The strange voyage of Cunningham Herbaceous

Cunningham Herbaceous lived in a vegetable marrow,
Cunningham Herbaceous wished to die in Turnip.

In the land of Vistapoolantidote there existed a vigilante group called the Gastric manipulators much famed for their song; ‘Always look on the bowel side of life.’
Cunning Herbaceous had hitched a lift with them from the, ‘Welcomebreak’ services on the M5 near Portbury Bristol, to the Allotment of Fred Harris at Nayland, on the Essex/Suffolk border.

The Gastric Manipulators took pity on Cunningham Herbaceous because he was the very first Minute Veggie Fruit and Nut being from a long forgotten race of Carthusian Dwile Flonkers, that they had ever met.

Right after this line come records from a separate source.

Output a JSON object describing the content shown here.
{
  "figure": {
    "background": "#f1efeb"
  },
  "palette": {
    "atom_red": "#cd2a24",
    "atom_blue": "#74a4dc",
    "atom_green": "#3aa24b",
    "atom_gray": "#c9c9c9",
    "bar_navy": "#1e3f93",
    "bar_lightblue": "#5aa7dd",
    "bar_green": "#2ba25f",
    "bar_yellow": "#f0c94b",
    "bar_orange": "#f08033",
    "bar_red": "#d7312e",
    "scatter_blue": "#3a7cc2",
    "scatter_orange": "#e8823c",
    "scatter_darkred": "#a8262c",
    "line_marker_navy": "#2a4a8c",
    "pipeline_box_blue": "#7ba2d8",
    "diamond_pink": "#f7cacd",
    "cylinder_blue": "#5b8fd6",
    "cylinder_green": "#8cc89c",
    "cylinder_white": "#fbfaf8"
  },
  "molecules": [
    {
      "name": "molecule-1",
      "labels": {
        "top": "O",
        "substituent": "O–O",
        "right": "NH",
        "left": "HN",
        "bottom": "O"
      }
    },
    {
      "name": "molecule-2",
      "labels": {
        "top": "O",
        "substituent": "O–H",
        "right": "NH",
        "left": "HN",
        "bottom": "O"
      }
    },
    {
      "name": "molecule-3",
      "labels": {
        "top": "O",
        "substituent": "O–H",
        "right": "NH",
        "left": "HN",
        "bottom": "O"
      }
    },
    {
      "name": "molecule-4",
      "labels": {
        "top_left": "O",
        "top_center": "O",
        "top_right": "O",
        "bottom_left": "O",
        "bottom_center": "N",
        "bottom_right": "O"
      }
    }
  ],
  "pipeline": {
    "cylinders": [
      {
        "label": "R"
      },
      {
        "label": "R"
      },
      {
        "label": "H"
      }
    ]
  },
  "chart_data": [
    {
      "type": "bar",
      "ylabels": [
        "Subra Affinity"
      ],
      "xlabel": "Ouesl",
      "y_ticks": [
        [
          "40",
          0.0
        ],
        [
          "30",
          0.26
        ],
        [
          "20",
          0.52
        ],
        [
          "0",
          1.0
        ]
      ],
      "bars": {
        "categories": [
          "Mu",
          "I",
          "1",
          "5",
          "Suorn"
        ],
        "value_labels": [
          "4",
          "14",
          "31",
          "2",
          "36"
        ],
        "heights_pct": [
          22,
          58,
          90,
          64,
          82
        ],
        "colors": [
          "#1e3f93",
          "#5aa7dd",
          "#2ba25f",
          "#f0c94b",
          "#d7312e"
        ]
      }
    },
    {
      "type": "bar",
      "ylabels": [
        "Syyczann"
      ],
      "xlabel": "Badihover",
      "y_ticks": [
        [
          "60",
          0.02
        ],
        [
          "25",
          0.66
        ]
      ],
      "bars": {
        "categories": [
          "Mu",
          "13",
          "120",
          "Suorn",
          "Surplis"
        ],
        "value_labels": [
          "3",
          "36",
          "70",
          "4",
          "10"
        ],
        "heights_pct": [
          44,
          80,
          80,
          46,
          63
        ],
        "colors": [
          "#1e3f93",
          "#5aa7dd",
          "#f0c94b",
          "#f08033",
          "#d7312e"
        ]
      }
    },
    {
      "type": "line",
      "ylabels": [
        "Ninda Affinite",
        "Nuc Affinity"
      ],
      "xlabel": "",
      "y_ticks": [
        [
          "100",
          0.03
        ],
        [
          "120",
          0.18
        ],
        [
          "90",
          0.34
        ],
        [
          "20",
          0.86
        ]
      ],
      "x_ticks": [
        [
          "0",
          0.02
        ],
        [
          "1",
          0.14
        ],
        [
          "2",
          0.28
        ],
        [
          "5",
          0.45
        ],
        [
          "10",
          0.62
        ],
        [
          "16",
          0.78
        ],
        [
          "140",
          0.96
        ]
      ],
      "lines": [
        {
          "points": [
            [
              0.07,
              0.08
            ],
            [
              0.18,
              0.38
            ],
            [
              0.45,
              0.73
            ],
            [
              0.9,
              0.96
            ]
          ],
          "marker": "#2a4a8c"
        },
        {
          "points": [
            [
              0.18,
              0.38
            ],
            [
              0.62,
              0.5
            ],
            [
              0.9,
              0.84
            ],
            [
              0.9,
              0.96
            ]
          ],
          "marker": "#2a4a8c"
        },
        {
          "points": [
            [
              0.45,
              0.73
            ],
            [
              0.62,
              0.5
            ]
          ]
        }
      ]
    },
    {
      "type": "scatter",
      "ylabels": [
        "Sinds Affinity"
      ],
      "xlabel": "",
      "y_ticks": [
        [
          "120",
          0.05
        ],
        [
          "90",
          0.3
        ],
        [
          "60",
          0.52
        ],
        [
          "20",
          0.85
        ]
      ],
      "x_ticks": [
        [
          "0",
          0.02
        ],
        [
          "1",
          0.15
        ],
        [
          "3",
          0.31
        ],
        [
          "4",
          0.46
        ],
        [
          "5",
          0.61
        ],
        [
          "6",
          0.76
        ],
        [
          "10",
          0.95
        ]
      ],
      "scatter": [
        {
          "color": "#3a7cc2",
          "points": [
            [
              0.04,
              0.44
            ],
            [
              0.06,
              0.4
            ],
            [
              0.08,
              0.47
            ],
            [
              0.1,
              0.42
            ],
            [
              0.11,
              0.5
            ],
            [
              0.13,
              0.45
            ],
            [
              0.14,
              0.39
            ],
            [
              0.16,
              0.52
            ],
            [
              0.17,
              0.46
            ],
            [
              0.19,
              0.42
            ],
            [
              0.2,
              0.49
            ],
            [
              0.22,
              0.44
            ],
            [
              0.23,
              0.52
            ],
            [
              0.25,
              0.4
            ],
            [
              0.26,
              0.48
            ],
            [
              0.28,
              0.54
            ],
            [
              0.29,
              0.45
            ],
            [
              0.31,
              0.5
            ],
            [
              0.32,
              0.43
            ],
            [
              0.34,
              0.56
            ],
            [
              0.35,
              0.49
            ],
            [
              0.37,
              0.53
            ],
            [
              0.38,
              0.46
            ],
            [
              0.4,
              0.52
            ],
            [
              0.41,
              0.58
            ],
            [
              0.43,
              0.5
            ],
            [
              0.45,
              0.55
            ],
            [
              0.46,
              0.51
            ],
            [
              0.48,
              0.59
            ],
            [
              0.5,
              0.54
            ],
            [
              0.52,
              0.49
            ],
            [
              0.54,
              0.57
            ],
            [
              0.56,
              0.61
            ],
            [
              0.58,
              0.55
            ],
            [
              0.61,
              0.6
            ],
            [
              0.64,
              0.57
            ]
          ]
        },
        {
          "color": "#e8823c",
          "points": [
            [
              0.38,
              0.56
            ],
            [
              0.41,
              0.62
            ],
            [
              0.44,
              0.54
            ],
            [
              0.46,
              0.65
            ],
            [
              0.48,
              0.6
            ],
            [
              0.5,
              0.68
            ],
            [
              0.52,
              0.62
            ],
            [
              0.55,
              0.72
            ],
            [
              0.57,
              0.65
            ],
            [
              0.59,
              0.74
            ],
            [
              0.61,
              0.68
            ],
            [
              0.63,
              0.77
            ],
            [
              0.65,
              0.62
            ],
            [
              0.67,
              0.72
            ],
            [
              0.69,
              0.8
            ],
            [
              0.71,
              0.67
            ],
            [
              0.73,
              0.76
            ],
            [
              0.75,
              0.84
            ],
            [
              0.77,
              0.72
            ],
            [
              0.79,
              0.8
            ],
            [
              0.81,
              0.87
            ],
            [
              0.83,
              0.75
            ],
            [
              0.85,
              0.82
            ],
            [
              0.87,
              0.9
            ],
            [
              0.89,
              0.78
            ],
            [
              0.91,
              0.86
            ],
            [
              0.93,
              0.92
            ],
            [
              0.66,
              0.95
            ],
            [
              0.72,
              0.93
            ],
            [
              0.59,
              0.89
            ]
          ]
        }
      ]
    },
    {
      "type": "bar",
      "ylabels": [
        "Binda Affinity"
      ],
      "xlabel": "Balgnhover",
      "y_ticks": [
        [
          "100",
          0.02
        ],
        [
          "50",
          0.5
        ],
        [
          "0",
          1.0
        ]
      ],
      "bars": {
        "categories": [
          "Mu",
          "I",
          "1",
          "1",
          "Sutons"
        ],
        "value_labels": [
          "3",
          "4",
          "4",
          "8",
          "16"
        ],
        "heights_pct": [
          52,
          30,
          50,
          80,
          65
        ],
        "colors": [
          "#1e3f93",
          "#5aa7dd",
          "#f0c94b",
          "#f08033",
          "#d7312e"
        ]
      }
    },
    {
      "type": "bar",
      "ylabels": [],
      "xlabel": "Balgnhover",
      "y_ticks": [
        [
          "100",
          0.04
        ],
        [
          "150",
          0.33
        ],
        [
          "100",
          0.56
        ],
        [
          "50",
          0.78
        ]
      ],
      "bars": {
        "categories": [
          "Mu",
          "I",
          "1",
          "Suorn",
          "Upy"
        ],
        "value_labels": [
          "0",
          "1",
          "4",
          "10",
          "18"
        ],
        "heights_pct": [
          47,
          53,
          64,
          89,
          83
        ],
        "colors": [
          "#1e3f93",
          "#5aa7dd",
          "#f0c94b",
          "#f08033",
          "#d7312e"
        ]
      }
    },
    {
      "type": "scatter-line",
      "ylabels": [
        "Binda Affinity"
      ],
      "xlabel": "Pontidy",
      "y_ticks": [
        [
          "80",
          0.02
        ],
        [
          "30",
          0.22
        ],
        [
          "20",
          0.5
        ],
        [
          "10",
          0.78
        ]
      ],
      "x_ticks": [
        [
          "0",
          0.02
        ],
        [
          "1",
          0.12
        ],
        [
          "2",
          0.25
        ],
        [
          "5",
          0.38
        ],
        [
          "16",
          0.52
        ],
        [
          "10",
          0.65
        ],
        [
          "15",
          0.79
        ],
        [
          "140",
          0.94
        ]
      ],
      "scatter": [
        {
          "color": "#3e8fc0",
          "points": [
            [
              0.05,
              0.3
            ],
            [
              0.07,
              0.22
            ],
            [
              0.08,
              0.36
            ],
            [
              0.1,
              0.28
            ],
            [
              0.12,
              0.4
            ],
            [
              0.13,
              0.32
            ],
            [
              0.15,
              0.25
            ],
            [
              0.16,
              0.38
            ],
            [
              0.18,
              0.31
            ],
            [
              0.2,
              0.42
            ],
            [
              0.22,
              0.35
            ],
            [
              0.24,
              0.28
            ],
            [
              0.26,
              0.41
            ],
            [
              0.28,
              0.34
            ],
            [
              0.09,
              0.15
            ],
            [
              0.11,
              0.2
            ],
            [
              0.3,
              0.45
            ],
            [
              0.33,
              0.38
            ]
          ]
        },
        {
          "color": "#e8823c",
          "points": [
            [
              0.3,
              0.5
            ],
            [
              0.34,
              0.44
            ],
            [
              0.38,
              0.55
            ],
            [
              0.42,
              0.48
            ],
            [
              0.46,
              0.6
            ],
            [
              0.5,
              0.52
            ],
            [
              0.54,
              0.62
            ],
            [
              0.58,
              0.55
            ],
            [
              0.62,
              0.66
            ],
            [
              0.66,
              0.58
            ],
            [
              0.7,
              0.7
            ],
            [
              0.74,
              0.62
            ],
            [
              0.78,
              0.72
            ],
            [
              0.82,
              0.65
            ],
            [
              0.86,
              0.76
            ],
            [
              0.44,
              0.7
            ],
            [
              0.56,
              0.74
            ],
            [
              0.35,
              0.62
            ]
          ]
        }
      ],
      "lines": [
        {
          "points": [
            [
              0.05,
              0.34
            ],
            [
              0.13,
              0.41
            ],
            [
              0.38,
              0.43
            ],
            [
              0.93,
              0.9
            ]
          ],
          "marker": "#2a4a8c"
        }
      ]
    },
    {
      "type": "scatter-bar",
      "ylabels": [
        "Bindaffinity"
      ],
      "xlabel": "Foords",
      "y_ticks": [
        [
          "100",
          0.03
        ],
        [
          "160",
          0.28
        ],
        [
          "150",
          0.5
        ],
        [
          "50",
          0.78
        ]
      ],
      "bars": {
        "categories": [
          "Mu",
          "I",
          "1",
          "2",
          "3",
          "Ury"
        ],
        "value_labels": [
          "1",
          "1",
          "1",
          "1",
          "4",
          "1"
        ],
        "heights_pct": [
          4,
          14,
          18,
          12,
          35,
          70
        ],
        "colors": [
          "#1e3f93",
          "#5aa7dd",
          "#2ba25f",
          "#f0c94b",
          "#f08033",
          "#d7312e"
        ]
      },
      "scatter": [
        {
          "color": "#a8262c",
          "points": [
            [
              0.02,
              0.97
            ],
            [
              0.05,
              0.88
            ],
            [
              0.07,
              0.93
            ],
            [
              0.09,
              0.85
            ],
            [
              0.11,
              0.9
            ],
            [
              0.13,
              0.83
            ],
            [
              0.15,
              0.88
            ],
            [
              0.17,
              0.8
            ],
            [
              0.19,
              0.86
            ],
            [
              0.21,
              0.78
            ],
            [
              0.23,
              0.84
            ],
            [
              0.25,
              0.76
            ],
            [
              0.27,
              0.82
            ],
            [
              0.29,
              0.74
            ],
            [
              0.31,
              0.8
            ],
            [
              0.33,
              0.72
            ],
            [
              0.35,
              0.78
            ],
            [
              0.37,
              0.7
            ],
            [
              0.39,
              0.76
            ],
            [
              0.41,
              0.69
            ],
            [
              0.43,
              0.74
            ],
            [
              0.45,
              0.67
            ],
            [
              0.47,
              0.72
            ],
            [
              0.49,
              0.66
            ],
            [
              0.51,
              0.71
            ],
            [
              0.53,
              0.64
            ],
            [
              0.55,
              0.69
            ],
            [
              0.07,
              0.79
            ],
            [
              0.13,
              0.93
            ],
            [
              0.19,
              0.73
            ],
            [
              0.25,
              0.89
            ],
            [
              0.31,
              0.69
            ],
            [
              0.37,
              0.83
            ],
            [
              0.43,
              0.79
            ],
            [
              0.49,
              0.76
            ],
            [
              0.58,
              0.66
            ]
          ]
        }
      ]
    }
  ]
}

Cunningham Herbaceous told them that the Marrow he had lived in for a hundred years, was no longer suitable for habitation, and that an old friend Rigorous Rigmarole, had invited him to share his house on the Nayland Turnip paradise estate.

The Gastric Manipulators had a new form of transport based on trumpet power; this was in fact the use of natural wind power produced by eating raw cabbage. Roller Skates and umbrellas were used when ‘power’ was low. The biggest problem they encountered when travelling, was the lack of African beetroot that produced a supercharged farticle, and, was absolutely necessary for uphill travel.

And so the uphill and down dale long winding road journey was undertaken, with the sound of ‘The trumpet voluntary’ always accompanying. They found their way mostly by asking strangers who couldn’t get away from them quick enough, the sale in Domestos Zero Lime scale went up a thousand fold, and Michael Jackson look a likes wearing face masks became part of the scene.

One day the Gastric Manipulator’s Commander in Chief shouted out ‘Horkesley!’ and everyone gave a round of applause and went to the toilet, this place became known ever more as, “The plane of Mess- a- Smit”.

And so the triumphal entry into Nayland began, Rigorous Rigmarole ran out to greet Cunningham and led him to the Turnip paradise estate. Cunningham said;

“ Thank God my legs, these sad out pegs, have come to Fred’s!” The Gastric Manipulator’s started a new colony near Colchester known as ‘Stanktuary’ and everyone lived happily ever after.